The flood is set to delay the post-quake relief work as all roads linking the county with elsewhere have been cut off. A Xinhua reporter said motor vehicles which stuck on a road as long as ten kilometers inched forward very slowly.
Landslide and mud-rock flows triggered by the rain also aggravated the disaster relief work in Yiliang, where multiple earthquakes have claimed 81 lives since Friday.

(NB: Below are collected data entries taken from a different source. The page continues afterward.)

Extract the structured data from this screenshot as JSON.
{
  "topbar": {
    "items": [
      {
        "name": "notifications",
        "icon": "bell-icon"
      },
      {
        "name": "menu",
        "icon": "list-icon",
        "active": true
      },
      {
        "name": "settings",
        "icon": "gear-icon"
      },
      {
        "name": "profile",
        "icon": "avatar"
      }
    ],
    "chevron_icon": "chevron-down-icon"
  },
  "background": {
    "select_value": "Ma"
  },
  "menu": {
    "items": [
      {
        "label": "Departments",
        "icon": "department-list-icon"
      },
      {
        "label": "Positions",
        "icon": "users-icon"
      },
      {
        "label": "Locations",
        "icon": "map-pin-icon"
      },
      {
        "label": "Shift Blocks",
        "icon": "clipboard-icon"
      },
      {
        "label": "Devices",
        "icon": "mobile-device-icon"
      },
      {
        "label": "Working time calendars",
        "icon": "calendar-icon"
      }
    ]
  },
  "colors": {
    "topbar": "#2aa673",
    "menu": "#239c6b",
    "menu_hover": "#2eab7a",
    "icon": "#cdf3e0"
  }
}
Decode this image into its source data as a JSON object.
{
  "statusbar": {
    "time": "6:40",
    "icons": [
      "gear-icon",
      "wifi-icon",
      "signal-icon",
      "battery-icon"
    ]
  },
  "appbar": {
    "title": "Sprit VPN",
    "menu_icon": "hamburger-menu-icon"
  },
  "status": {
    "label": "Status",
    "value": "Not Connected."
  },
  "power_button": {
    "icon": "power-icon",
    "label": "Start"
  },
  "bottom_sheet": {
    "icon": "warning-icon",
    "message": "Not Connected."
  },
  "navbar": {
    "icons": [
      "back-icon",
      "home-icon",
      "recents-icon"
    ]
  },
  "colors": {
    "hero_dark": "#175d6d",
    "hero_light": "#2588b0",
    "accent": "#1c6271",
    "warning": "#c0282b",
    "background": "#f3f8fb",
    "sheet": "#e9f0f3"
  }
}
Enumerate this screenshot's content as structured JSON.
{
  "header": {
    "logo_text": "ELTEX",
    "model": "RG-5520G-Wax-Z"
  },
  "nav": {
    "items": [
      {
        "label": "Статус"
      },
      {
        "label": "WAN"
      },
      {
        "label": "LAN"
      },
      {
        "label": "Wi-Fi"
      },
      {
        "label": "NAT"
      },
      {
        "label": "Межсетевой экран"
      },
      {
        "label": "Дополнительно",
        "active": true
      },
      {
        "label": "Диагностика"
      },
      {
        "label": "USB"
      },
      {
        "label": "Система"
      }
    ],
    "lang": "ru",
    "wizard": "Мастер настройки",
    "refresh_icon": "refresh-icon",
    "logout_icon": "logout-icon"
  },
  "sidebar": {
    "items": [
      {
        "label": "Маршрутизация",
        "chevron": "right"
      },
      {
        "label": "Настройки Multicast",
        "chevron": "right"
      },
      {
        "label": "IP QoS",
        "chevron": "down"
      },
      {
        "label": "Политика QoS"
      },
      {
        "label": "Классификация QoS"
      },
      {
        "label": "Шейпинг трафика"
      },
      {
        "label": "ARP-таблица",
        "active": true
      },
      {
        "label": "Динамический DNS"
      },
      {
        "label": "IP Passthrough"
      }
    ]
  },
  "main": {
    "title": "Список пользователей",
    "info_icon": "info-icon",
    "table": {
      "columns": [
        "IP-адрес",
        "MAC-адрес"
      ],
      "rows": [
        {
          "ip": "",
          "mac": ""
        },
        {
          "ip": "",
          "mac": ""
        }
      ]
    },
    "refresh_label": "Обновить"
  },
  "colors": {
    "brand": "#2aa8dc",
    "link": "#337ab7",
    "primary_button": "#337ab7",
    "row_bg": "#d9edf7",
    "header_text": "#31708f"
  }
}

Four days after the 5.7-magnitude earthquake, traffic to rural sectors of the county remained blocked and telecommunications disconnected. This has made it difficult for disaster relief personnel to carry out rescue efforts and collect casualty information.
A bridge in front of the county's hospital was submerged by river flooding on Tuesday morning.
Fu Qirong, a nursing supervisor in a hospital, said the flood water gushed into the facility gate at midnight, and water on the ground floor was waist deep.
"The hospital allowed some 100 earthquake victims camping on the square in front of the hospital to enter the building, as the flooding occurred," she said.
The five-storey hospital is now crowded with patients huddling in corridors.
Disaster relief officials said nearly all camping sites were soaked with rainwater. They are trying to build more makeshift houses for the campers.
At the Luobinghui Square in the county seat, Li Zhangyin, a victim from Baoping Village, said his family moved there after their homes toppled in the earthquake Friday. Although the tents are soaked, the settlement site is a relatively safe place.